Monday, March 12, 2007

Chillin' at the GV!

On Saturday, we drove up to Santa Monica to go to the Getty Villa. It was my second time visiting. Even if we had seen nothing in the museum, it still would be have been an awesome day because we got to make these wreaths with myrtle and flowers. Check out the awesome headgear:


The Getty Villa is like taking a trip to Europe , and all you have to do is drive up the 405. I have seen more valuable and historically significant art in Europe, but going to the Villa is so great because it's like experiencing Roman life for yourself. Standing in the middle of a beautiful peristyle with musicians playing Egyptian instruments, I could totally imagine I was really living in the Roman Empire.
Greek vases rock! Check out my man Theseus killing the Minotaur (the half-man, half-bull) in the middle of the Labyrinth.

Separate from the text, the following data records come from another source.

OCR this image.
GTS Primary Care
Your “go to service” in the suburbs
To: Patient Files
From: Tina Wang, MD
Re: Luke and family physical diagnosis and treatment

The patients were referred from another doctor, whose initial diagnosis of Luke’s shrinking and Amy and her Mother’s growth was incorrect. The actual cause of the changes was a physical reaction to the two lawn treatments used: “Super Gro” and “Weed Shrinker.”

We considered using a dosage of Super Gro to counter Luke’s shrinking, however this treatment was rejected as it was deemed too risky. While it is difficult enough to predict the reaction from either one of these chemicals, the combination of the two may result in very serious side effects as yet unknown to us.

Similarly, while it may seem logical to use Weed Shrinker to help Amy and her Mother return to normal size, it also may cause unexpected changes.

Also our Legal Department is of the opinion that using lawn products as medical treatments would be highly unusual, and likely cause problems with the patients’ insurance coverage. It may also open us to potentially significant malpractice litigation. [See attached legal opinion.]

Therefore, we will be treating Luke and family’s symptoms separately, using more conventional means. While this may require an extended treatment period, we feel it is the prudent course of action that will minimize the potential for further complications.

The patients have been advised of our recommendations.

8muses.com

Saturday was so wonderful, combining two of my favorite things, museums and great friends.

Sunday, March 11, 2007

I am nerdier than 29% of all people. Are you nerdier? Click here to find out!

Honestly, this score is a lot lower than it should be. 1o points should be added just for being in band in high school.

Friday, March 9, 2007

If Thou Could'st Empty All Thyself of Self-by Sir Thomas Browne

My last post reminded me of this poem, one of my favorites.

If thou could'st empty all thyself of self,
Like to a shell dishabited,
Then might He find thee on the ocean shelf,
And say, "This is not dead,"
And fill thee with Himself instead.

But thou are all replete with very thou
And hast such shrewd activity,
That when He comes He says, "This is enow
Unto itself - 'twere better let it be,
It is so small and full, there is no room for me."

Paradox

Whoever saves his life will lose it, whoever loses his life will save it.
Perfect freedom lies in complete surrender.
The last shall be first, and the first shall be last.
I can only be wholly myself when I have lost all sense of self.
We are strongest when we have embraced our weakness.
Etc. (There lots of others.)

The Bible and the Christian faith contains so many examples of paradox, things which always give me food for thought and ideas to which I always seem to return. God seems to deal in these paradoxes. I think that although the pardoxes can be understood partially on an intellectual plane, they can never be understood completely because they reflect a deeper reality of the spiritual world, a reality in which we cannot participate while we are still tied to the physical one. I am sure that learned theologians have written more intelligently and interestingly about this, but I still thought I would share.

(BTW, I think the plural of paradox should be paradoxa, not paradoxes.)

Tuesday, February 20, 2007

Try using these in casual conversation!

Some great new words from the book I was reading. If you really care, look the definitions up yourself. Some of them are not very nice!

neurasthenic
onanist
etiolated
pyorrhea
agitprop
scrofulous

Sunday, February 18, 2007

Intellectuals


Having nothing better to do yesterday, I picked up a book my dad had left lying on the coffee table. The book is titled Intellectuals by Paul Johnson. It is a series of character sketches and mini-biographies of men such as Jean-Jacques Rousseau, Karl Marx, Percy Shelley, Leo Tolstoy, Ernest Hemmingway, etc.

I expected to be bored witless and instead was fascinated.

These men have been labeled the greatest thinkers, writers and philosophers in past three centuries. Their works are read aross the world in schools and universities. These intellectuals, who are revered for their contributions to mankind, share an amazingly similar pattern of egocentricity, selfishness, self-deception, dishonesty, adultery, alcoholism, infidelity, greed, debt, hate, lying, and violence. Faithfulness in marriage, friendship, and money was not only beyond them, they truly did not recognize the need for it or even care. They used the people, especially the women, around them as objects. They claimed to love Mankind, but showed little or no love to the individual men around them. They and their ideas were the center of the universe.

Does this somehow devalue their great works, Hemmingway's A Farewell to Arms, Tolstoy's War and Peace, Shelley's poetry, Rousseau's philosophy, etc.? My answer is a resounding, YES! Men who lived their personal lives with such dishonor and outright wickedness do not deserve recognition no matter how genius their works. The complete disjunction between their ideas/ideals and their actions calls into question the value of everything they ever said or wrote. Their ideas, words, and philosophies came out of the same diseased minds that tainted everything and everyone around them.